Mousavian studied in the United States before Iran’s Islamic revolution in 1979, the year when Iranian students took 52 Americans hostage at the U.S. embassy in Tehran.
He says his book, “Iran and the United States: An Insider’s View on the Failed Past and the Road to Peace”, written together with Shahir Shahidsaless, aims to explain the differences he sees as pre-dating their capture.
“The hostage crisis marks the Big Bang ostensibly as the beginning of the hostile relationship between the Islamic Republic of Iran and the United States,” Mousavian told Reuters.
“Many of today’s points of contention ... either did not exist or were insignificant at that time. There was no competition over hegemony in the region between the two countries, cultural differences had not emerged, the issue of Israel was a non-factor and there was no dispute over Iran’s nuclear program.”
Mousavian says his book looks back to illustrate ”how flawed analysis on both sides has created a cycle of mistrust that has not been addressed -- let alone broken -- to this date.
“In fact, it has intensified as a result of coercive policies on the part of the United States,” he said.
As an example of how the United States and Iran seem to pass like ships in the night, his book notes that Iran worked with the United States in 2001 to fight against the Taliban, toppled by a U.S.-led military campaign after al Qaeda’s September 11 attacks on U.S. cities.
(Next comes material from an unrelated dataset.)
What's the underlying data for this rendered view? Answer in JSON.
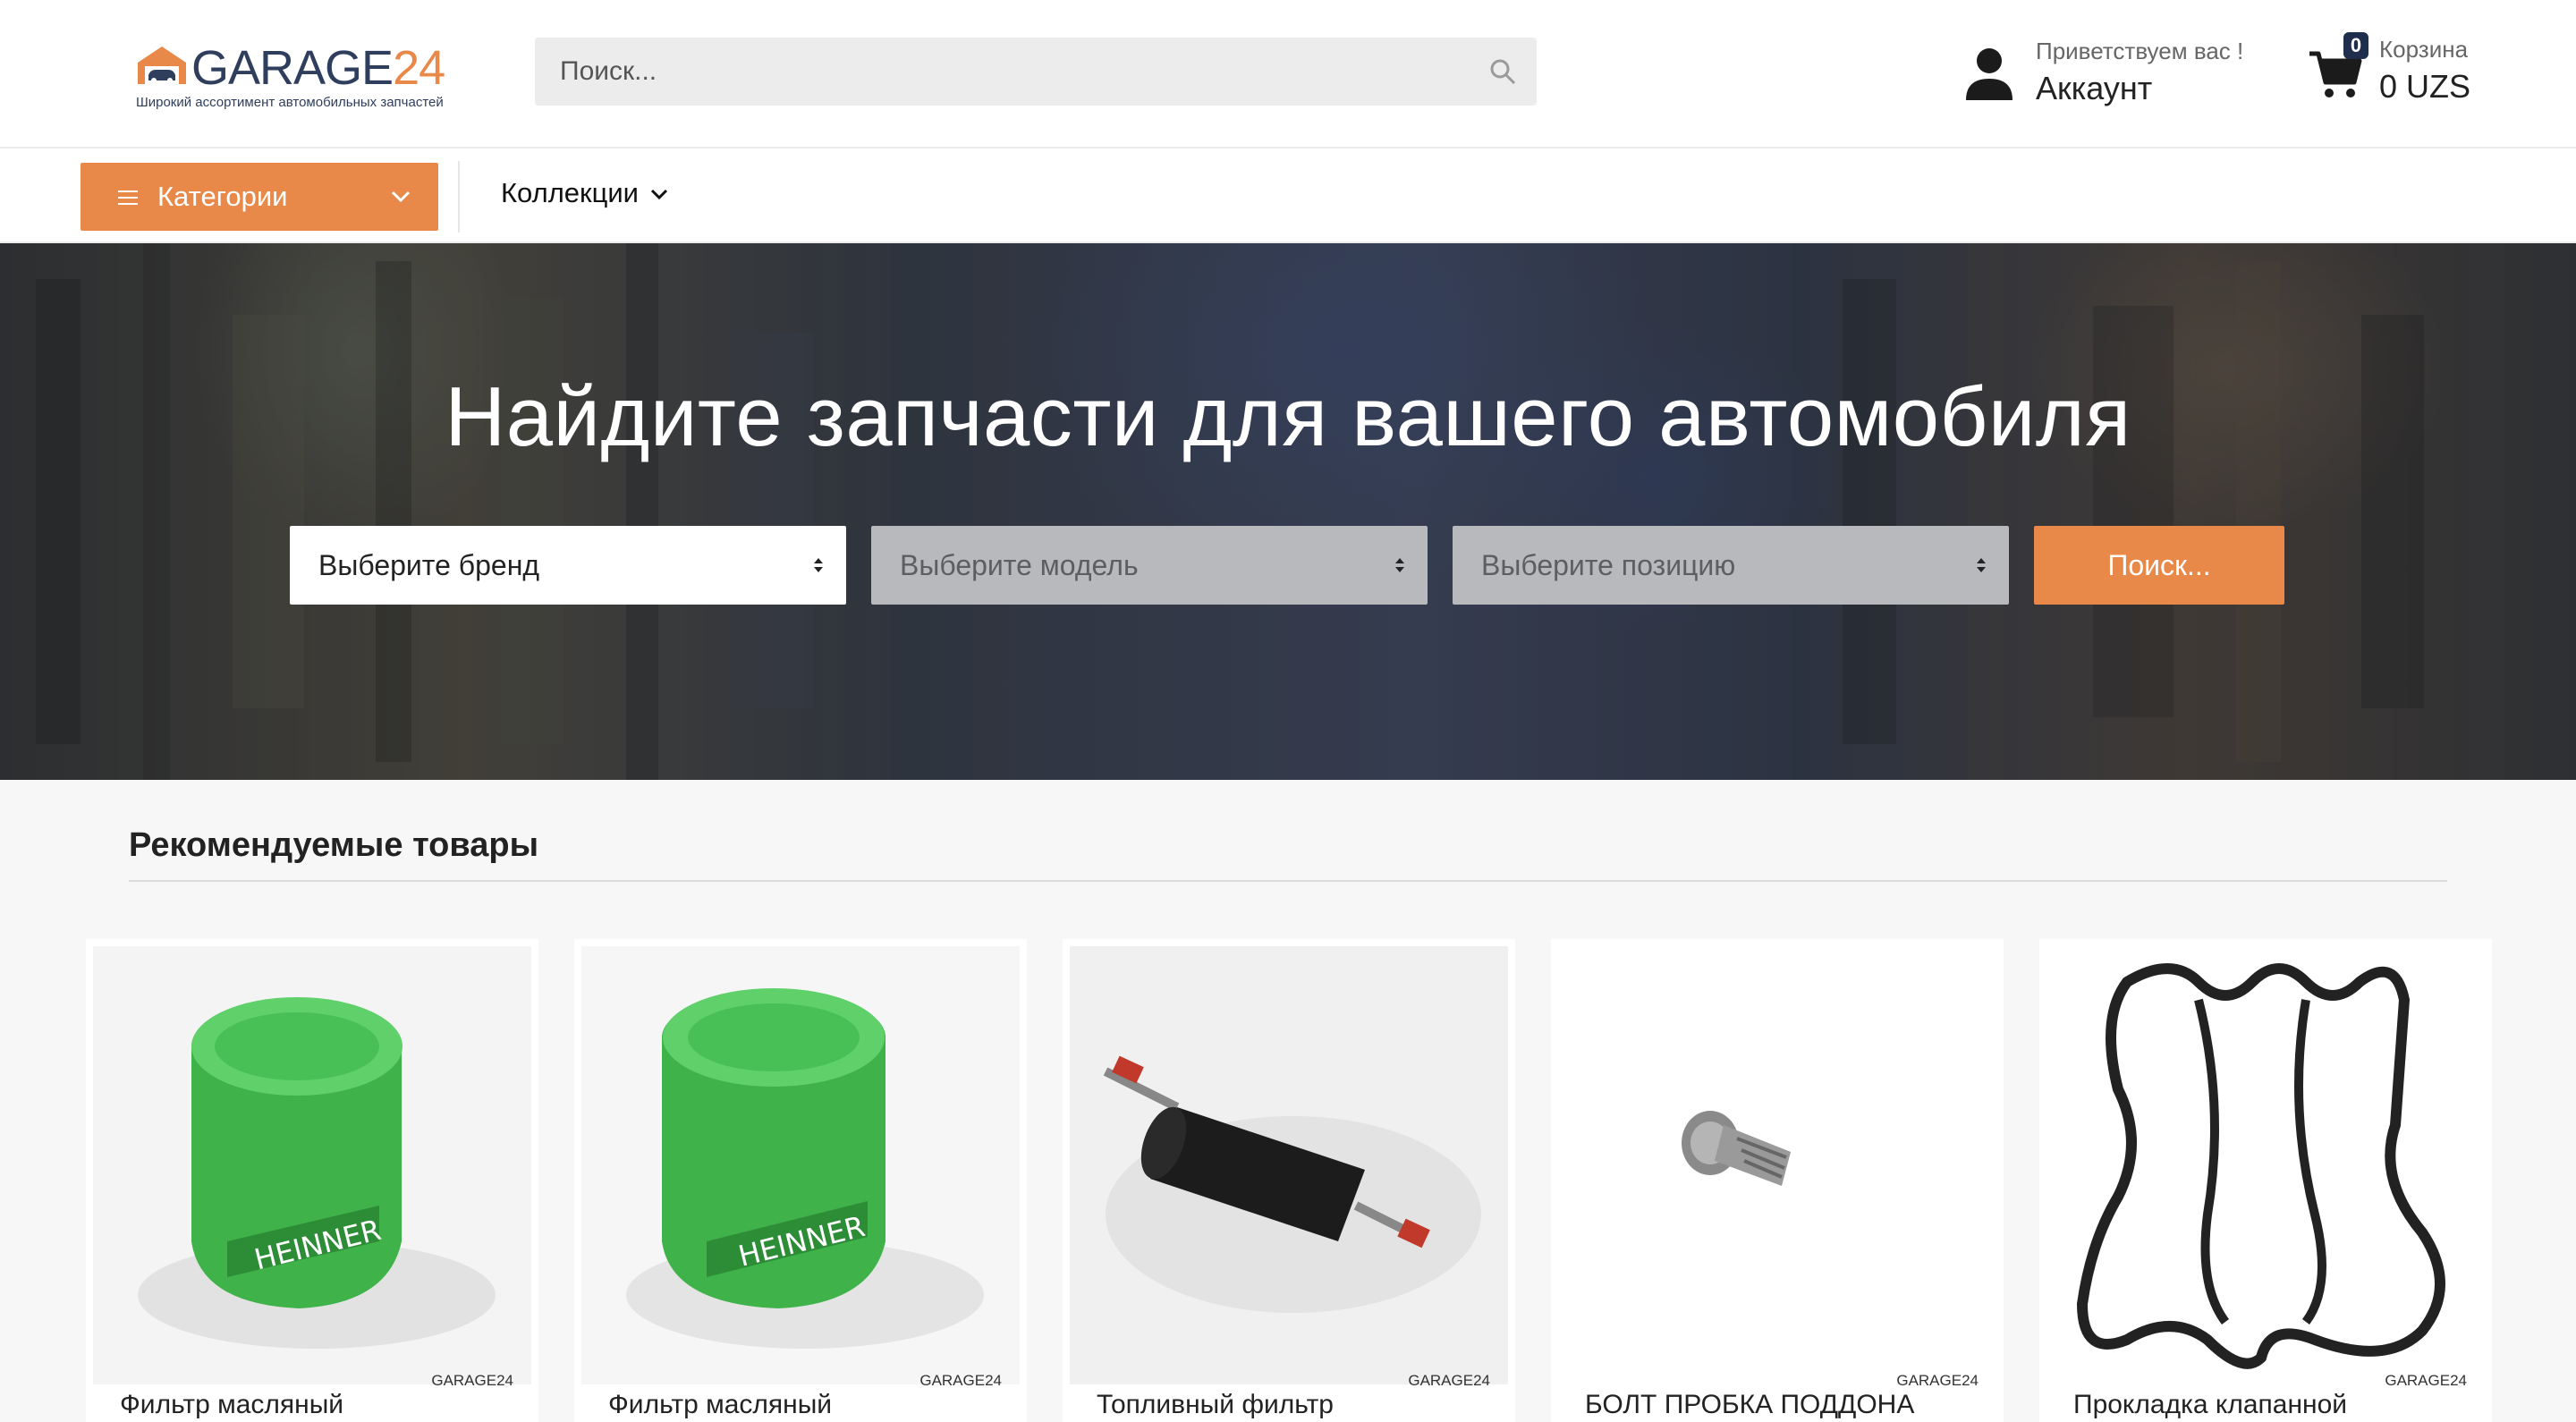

But George W. Bush’s “axis of evil” rhetoric squelched any hopes of a rapprochement with Iran.
“The current state of Iran-U.S. relations is shaky and unsustainable,” he told Reuters. “The two are locked in a conflict spiral which, if not addressed, could end in a destructive war.”
Mousavian became a scapegoat for hardline former president Mahmoud Ahmadinejad. A Tehran court acquitted him of treason charges, but he was banned from holding a diplomatic position for five years. Since 2009, he has been teaching at Princeton University.
Q: What motivated you to write this book?
A: Primarily to present a fresh and untold view from Tehran ... in hopes of better understanding the root causes ... and eventually bringing the Iran-U.S. conflict to an end.
Q: What makes your book different from others about this subject?
A: Almost all information available on Iran-U.S. relations is based on information first told, heard and echoed in the West.
Q: What is your proposed roadmap to peace?
A: The United States should first decide their end goal. If the end goal is to make peace with Iran, then this book offers a feasible, comprehensive, phase-by-phase process ... The road to peace is certainly a bumpy one, but ... even factors such as Iran-Israel hostilities are not insurmountable hurdles for a comprehensive deal between Iran and the United States.